AI promises to provide better, cheaper and faster cybersecurity solutions in the future although there are “significant challenges” ahead, according to one expert.
Simon Ractliffe, head of cybersecurity at Singtel Optus, spoke this week about the hurdles and opportunities ahead in terms of commercialising artificial intelligence (AI) techniques in cybersecurity.
“This capability holds the best opportunity for us, in terms of detection and response, but what we know is that there’s a lot to do in terms of making this detection and response to the point where it’s at industrial strength,” he told the SINET61 cybersecurity innovation conference in Melbourne on Wednesday. “It has to be truly safe to rely on … but the opportunities are just spectacular.”
The main opportunity with AI in cybersecurity is in reducing the time taken from detecting a cybersecurity event to fixing or resolving it.
“We need to be able to make good cybersecurity services accessible to small and medium businesses, and consumers, and so we see a great opportunity in that regard.
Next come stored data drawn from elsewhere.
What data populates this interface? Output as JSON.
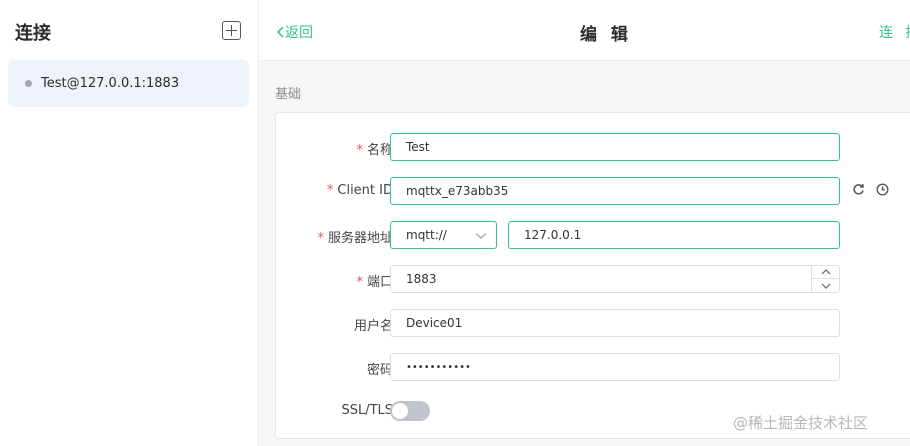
{
  "sidebar": {
    "title": "连接",
    "add_button_icon": "plus-square-icon",
    "connections": [
      {
        "label": "Test@127.0.0.1:1883",
        "status_color": "#a2a6ad"
      }
    ]
  },
  "topbar": {
    "back_label": "返回",
    "title": "编 辑",
    "connect_label": "连 接"
  },
  "section": {
    "title": "基础"
  },
  "form": {
    "name": {
      "label": "名称",
      "required": "*",
      "value": "Test"
    },
    "client_id": {
      "label": "Client ID",
      "required": "*",
      "value": "mqttx_e73abb35",
      "refresh_icon": "refresh-icon",
      "history_icon": "clock-icon"
    },
    "host": {
      "label": "服务器地址",
      "required": "*",
      "protocol": "mqtt://",
      "value": "127.0.0.1"
    },
    "port": {
      "label": "端口",
      "required": "*",
      "value": "1883"
    },
    "username": {
      "label": "用户名",
      "value": "Device01"
    },
    "password": {
      "label": "密码",
      "value": "•••••••••••"
    },
    "ssl": {
      "label": "SSL/TLS",
      "enabled": false
    }
  },
  "watermark": "@稀土掘金技术社区",
  "colors": {
    "accent": "#34c388",
    "required": "#e84e4e"
  }
}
Bluntly, we can see ‘better faster cheaper’ means of delivering cybersecurity through artificial intelligence and automation.”
Australia’s Chief Defence Scientist Dr Alex Zelinsky at the Defence Science and Technology Group (DSTG) also informed the conference attendees that AI is going to be vital in stopping malicious actors slowing down or even monitoring network traffic.
But he added that humans must be able to understand and explain the processes.
“At the end of the day, people are sitting on top of systems. They must understand what is happening,” said Dr Zelinsky.
“The tampering with the social media in the US election that occurred, after the fact you can see how it was done. Of course then you can build a system to try to detect that. But usually with innovation, innovation outpaces such systems.”